New Innovations in the Timber Industry
Long time readers know how excited I am about the potential for innovation in the timber industry. Innovative wood products like cross-laminated timber (CLT) can have both an economic benefit and an environmental one. I’m a big believer in the potential of these products to utilize an abundant and sustainable resource native to our region as a way to grow jobs in rural Washington.
We brought this discussion to the halls of Congress last week as I kicked off a panel on how Washington state, and our region, can be at the center of this growing market. Watch it here!
A Breakthrough for Local Mental Health Services
Recently, I was proud to be part of the groundbreaking of the new Tacoma Behavioral Health Hospital. This project will address an essential priority for our region – expanding access to mental health care in our region.
With the South Sound community continuing to grapple with a mental health crisis, MultiCare and CHI Franciscan collaborated on plans for a new facility that will include beds for people to stay on a short-term basis when experiencing a crisis. This event represented years of work from an extraordinary coalition of folks all focused on the same goal: get care to those who need it. It’s a great example of what we can accomplish when we put all our oars in the water and row in the same direction. I’m proud to be a partner in these efforts.
Commissioning of the USS Washington
I was honored to join many servicemembers and community leaders from our region for the commissioning of the USS Washington. This state-of-the-art submarine will help protect our nation’s security. This is the first time in our nation’s history that our state will have a sub named after it.
I had the opportunity to thank the dedicated sailors who do such vital work for being part of a proud Naval tradition, and I wished them safe passage on their mission.
Working for You
Thanks for everyone who showed up in Shelton for the annual OysterFest. I got to see competitive oyster shucking, pour some beer for the attendees, and – yes – eat a ton of delicious oysters. It was a really fun time and the proceeds go to some terrific non-profit organizations!

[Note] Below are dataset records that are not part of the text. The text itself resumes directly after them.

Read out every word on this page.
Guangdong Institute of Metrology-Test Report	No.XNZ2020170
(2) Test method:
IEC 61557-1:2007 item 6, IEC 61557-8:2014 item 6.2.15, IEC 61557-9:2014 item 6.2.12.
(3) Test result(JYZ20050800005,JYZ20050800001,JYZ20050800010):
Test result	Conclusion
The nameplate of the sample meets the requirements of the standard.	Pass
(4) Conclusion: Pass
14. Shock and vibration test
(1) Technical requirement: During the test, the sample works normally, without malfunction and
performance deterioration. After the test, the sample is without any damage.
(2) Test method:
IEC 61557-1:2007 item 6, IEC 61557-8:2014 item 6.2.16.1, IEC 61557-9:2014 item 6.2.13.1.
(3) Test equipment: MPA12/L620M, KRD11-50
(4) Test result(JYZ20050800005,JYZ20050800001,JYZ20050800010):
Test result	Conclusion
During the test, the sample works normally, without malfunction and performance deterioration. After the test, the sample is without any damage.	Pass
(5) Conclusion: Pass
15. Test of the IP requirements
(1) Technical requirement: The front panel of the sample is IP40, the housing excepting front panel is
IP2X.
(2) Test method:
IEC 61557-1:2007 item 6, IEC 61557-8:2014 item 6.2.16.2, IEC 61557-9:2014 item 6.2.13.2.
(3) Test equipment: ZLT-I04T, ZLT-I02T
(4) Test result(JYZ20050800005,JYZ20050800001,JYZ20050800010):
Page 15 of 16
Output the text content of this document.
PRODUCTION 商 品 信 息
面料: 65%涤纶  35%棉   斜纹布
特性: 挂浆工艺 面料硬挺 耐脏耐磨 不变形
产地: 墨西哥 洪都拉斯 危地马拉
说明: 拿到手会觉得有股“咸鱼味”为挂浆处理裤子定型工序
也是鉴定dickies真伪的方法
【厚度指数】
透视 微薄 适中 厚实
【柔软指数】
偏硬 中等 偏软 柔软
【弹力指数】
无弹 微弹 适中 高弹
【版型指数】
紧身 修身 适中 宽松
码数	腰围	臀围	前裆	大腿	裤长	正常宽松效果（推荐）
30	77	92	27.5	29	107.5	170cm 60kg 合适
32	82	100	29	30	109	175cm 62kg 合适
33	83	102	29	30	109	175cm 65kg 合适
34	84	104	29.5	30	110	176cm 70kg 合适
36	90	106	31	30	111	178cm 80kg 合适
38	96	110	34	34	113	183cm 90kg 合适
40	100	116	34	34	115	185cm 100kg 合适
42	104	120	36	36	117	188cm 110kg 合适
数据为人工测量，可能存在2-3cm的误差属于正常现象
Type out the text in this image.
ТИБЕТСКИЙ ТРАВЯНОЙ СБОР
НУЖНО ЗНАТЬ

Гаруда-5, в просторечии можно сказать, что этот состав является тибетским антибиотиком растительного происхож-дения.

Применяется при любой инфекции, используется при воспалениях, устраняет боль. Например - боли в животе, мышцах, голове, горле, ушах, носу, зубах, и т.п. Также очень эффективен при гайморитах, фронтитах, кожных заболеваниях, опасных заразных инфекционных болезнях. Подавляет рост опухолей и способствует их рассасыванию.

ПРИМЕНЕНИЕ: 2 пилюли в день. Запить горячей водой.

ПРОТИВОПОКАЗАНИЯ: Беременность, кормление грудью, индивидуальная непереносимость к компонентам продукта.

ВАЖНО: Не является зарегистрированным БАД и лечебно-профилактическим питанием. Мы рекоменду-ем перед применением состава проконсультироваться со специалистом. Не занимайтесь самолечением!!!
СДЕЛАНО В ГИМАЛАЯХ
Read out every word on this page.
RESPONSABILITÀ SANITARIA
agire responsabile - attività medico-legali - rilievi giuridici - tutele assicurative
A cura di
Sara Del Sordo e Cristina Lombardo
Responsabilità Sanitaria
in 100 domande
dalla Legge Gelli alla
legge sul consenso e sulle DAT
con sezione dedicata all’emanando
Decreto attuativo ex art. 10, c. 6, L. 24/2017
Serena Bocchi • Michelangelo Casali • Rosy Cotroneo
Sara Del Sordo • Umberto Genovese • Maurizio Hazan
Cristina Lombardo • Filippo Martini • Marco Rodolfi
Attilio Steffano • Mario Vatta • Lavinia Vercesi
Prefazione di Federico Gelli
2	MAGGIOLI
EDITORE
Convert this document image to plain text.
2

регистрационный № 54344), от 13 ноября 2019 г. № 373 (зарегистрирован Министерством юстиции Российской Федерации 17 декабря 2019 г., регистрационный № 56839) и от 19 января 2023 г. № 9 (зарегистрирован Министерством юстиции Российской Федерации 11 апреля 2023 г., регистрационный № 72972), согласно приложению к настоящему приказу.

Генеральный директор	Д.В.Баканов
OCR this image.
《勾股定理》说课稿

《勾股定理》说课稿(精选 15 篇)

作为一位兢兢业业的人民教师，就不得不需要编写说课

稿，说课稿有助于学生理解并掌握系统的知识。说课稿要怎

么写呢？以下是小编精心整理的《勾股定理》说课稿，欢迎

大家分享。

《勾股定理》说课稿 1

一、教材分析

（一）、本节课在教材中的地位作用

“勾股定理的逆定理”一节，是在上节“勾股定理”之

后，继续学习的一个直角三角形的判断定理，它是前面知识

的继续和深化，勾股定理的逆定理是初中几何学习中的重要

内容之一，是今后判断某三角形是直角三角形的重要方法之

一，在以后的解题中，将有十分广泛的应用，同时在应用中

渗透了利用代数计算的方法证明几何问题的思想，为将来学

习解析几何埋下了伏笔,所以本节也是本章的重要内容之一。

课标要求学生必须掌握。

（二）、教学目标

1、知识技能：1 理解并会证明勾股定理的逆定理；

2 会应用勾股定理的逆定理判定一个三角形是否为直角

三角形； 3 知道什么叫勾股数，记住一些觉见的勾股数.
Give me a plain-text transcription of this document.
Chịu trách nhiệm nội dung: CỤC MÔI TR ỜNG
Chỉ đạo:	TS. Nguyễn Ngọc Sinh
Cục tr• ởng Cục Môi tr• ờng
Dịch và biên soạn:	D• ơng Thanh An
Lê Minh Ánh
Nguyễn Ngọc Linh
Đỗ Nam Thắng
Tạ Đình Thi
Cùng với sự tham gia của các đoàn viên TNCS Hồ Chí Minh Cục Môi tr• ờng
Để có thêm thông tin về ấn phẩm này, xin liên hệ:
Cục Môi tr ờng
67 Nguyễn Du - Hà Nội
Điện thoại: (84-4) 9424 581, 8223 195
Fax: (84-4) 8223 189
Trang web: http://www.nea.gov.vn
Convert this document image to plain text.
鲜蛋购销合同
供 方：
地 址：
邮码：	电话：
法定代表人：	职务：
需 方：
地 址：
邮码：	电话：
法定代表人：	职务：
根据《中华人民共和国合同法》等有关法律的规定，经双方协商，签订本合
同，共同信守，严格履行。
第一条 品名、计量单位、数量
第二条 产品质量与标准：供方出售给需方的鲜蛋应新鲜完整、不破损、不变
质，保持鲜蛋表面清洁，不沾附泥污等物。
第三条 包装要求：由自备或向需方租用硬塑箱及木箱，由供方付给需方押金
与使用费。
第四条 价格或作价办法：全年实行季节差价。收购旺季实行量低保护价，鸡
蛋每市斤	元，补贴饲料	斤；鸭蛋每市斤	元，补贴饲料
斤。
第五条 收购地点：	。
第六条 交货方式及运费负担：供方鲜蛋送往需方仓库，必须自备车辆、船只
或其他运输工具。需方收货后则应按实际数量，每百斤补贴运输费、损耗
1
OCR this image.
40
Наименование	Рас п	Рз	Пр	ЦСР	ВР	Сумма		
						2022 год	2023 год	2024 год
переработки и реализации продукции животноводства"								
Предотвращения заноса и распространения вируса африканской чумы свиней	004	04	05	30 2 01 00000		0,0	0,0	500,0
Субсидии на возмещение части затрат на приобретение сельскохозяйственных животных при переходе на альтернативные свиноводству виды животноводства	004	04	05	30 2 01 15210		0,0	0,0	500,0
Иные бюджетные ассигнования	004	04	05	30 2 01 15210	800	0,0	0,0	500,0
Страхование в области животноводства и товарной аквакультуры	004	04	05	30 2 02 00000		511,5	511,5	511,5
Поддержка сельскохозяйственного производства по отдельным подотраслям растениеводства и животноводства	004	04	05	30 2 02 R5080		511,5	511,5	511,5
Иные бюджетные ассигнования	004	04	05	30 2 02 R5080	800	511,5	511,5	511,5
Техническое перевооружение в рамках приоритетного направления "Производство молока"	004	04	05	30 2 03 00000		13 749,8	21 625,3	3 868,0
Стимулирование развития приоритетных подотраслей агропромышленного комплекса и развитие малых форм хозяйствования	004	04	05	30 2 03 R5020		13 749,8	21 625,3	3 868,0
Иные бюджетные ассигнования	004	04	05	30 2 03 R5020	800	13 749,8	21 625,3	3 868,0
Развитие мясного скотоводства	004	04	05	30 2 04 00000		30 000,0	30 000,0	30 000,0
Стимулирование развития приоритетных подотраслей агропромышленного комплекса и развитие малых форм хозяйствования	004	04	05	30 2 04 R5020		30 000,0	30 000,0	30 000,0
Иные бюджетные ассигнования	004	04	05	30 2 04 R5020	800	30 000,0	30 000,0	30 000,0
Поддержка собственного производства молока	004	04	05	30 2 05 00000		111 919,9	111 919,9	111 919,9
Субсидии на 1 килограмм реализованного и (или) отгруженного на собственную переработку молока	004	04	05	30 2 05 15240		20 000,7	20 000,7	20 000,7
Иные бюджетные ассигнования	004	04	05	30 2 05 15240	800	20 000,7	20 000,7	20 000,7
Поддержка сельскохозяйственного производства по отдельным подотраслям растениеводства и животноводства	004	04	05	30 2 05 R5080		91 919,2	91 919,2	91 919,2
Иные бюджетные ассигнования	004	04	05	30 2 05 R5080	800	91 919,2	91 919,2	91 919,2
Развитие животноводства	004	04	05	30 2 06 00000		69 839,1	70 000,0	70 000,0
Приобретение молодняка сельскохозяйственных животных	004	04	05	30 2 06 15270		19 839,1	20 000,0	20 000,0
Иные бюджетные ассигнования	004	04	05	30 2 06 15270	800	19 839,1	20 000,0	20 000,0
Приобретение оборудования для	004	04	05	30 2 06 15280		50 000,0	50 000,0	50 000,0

Let me end on this note…. I always mention that I do this newsletter to give people a sense of the good, the bad and the ugly of what’s going on in our nation’s capital. I’m conscious that this week’s newsletter has been a little heavier than normal on the “bad” and the “ugly.”
Having said that, please know that I’m committed to doing all I can to moving our economy – and this Congress -- forward. In my office, we’ve adopted the motto: “Don’t agonize – organize.” Please know that I’m not wasting effort on hand-wringing. I’m working every day to try to move things forward for our region and for our country. I’m keeping the faith, and I hope you will too.
Thanks for reading. And, as always, thanks for the opportunity to represent you!